Pablo Mukherjee – ‘Indian Ocean Crime Fiction’
Ruvani Ranasinha – ‘Migrant Lives’
Lakshmi Menon – ‘University Infrastructures’
Claudia Gastrow – ‘Tools of Segregation in Luanda’
In the position pieces that concluded the Johannesburg Planned Violence workshops, two Working Group members, Ruvani Ranasinha and Pablo Mukherjee, offer examples of Planned Violence from their recent research, and are joined by Lakshmi Menon, who was involved in the organisation of the Planned Violence workshop in Delhi, and Claudia Gastrow, who is based in Johannesburg. First, Mukherjee builds a theory of uneven literary development through the example of detective fiction coming out of the contrasting spaces of London and Calcutta at the beginning of the twentieth century, whilst Ranasinha asks whether literary fiction can diagnose the kinds of violence and discrimination experienced by migrants living and writing in New York.
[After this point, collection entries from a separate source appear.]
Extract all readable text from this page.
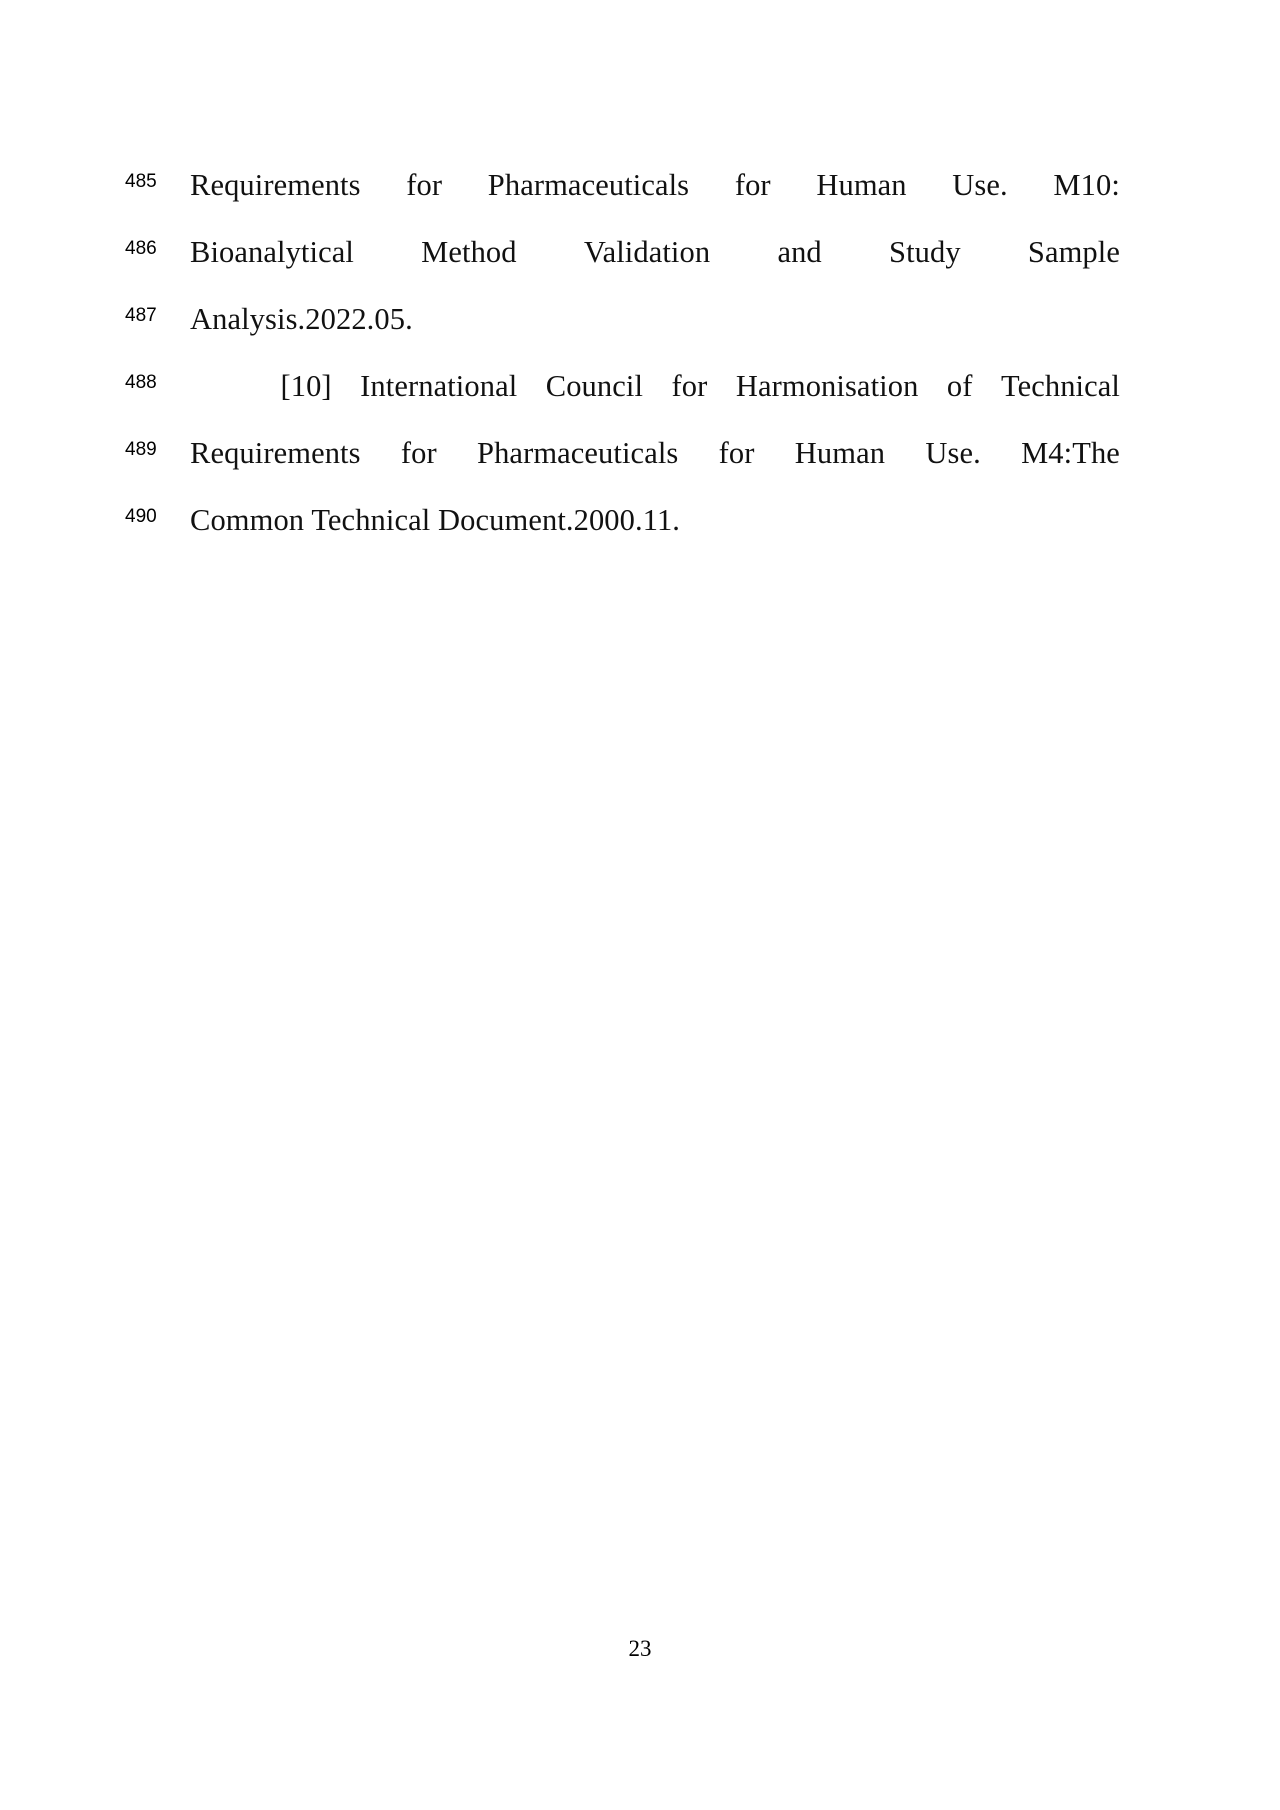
485	Requirements for Pharmaceuticals for Human Use. M10:
486	Bioanalytical Method Validation and Study Sample
487	Analysis.2022.05.
488	[10] International Council for Harmonisation of Technical
489	Requirements for Pharmaceuticals for Human Use. M4:The
490	Common Technical Document.2000.11.
23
Menon then explores the historical connections and increasingly important relationship between the space of the university campus and different forms of protest and resistance, before Gastrow concludes with a redeployment of AbdouMaliq Simone’s notion of ‘people as infrastructure’ in the specifically urban context of Luanda.
(From the third Planned Violence Workshop, ‘Forensic Infrastructure: Building the Global South’, held in Johannesburg in March/April 2015)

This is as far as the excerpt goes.